I campi della morte
Dialogo, novembre 1995
(NdR) - L’autore, ufficiale dell'esercito italiano nel 1940, visse tutti i drammi della seconda guerra mondiale e, preso prigioniero dai tedeschi nell’isola di Rodi, fu internato nei campi di concentramtento della Germania: Kustrin, Sandbostel, Wietzendorf e Amburgo. In prigionia, per calmare i morsi della fame, scrisse un diario, dal titolo emblematico: “Eros kai thanatos” che, per sua volontà testamentaria, potrà essere pubblicato dopo il centenario della sua nascita, ovvero non prima del 2020.
Il brano che segue, inserito in Appendice, fu scritto attraverso i resoconti che la libera stampa tedesca - non vincolata da servitù inglese e americana - promulgò nei più prestigiosi giornali di Amburgo e, particolarmente, nell'Hamburger Nachrichten Blatt.
Nella copertina del suo diario, il Modica Scala scrisse: “Se penso ai giorni della prigionia in Germania, mi viene in mente un saggio aforisma orientale: perdonare e non dimenticare, è peggio che non perdonare. Io ho una memoria di ferro”.

Probabilmente le statistiche su questi fatti - che gettano una luce sinistra sugli aspetti più turpi dell'animo umano - non verranno mai conosciute con rigorosa precisione. Per il solo campo di Auschwitz, lo stesso Rudolf Hoess, quando rese la sua deposizione al Tribunale di Norimberga, fece la cifra di due milioni e cinquecentomila persone eliminate, senza contare il mezzo milione di vittime morte per fame, di freddo e di malattie.

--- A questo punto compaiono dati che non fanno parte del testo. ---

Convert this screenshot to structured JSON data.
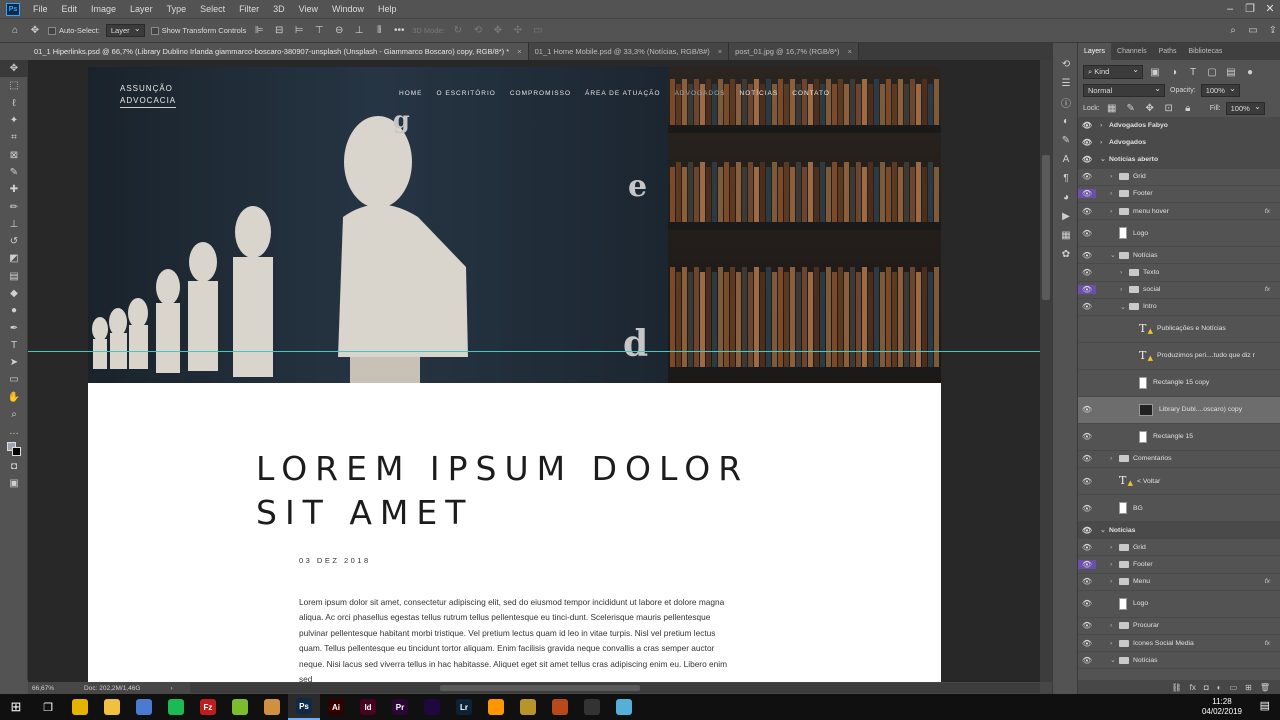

L’inchiesta svolta dall’Armata Rossa, dopo la liberazione del campo, nel 1945, arrivò a calcolare quattro milioni di morti. Comunque sia, ad Auschwitz morirono non meno di due milioni di ebrei, più le molte centinaia di migliaia di deportati ‘ariani’. È sufficiente dire che, nonostante la perfezione tecnica dei forni crematori, le installazioni non erano sufficienti a far sparire i corpi delle vittime. In periodi di eliminazione accelerata, si rivelarono insufficienti anche le camere a gas, tanto che il comandante del campo fece ricorso alle fucilazioni in massa. Poi, i cadaveri, accumulati nei fossati, venivano bruciati.
Per gli altri quattro campi della morte (Belzec, Treblinka, Sobibor e Chelmo) le vittime raggiunsero un totale di due milioni. Più difficile è calcolare il numero degli ebrei vittime delle "caotiche eliminazioni”, eseguite nella Russia e in Polonia, dagli Einsatzgruppen. La cifra di due milioni, ammessa da Eichmann, al tempo del suo processo, va presumibilmente accettata.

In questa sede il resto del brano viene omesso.